During self-guided movements, we optimise performance by combining sensory and self-motion cues optimally, based on their reliability. Discrepancies between such cues and problems in combining them are suggested to underlie some pain conditions. Therefore, we examined whether visuomotor integration is altered in twenty-two participants with upper or lower limb complex regional pain syndrome (CRPS) compared to twenty-four controls. Participants located targets that appeared in the unaffected (CRPS) / dominant (controls) or affected (CRPS) / non-dominant (controls) side of space, using the hand of their unaffected/dominant or affected/non-dominant side of the body.

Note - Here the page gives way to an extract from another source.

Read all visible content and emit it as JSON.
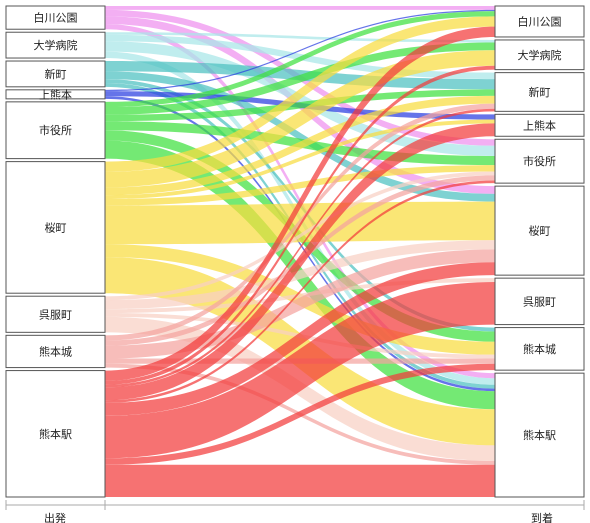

For each side of space and each hand, participants located the target using visual information and no movement (vision only condition), an unseen pointing movement (self-motion only condition), or a visually-guided pointing movement (visuomotor condition). In all four space-by-hand conditions, controls reduced their variability in the visuomotor compared to the vision and self-motion only conditions and in line with a model prediction for optimal integration. Participants with CRPS showed similar evidence of cue combination in two of the four conditions. However, they had better-than-optimal integration for the unaffected hand in the affected space. Furthermore, they did not integrate optimally for the hand of the affected side of the body in unaffected space, but instead relied on the visual information. Our results suggest that people with CRPS can optimally integrate visual and self-motion cues under some conditions, despite lower reliability of self-motion cues, and use different strategies to controls.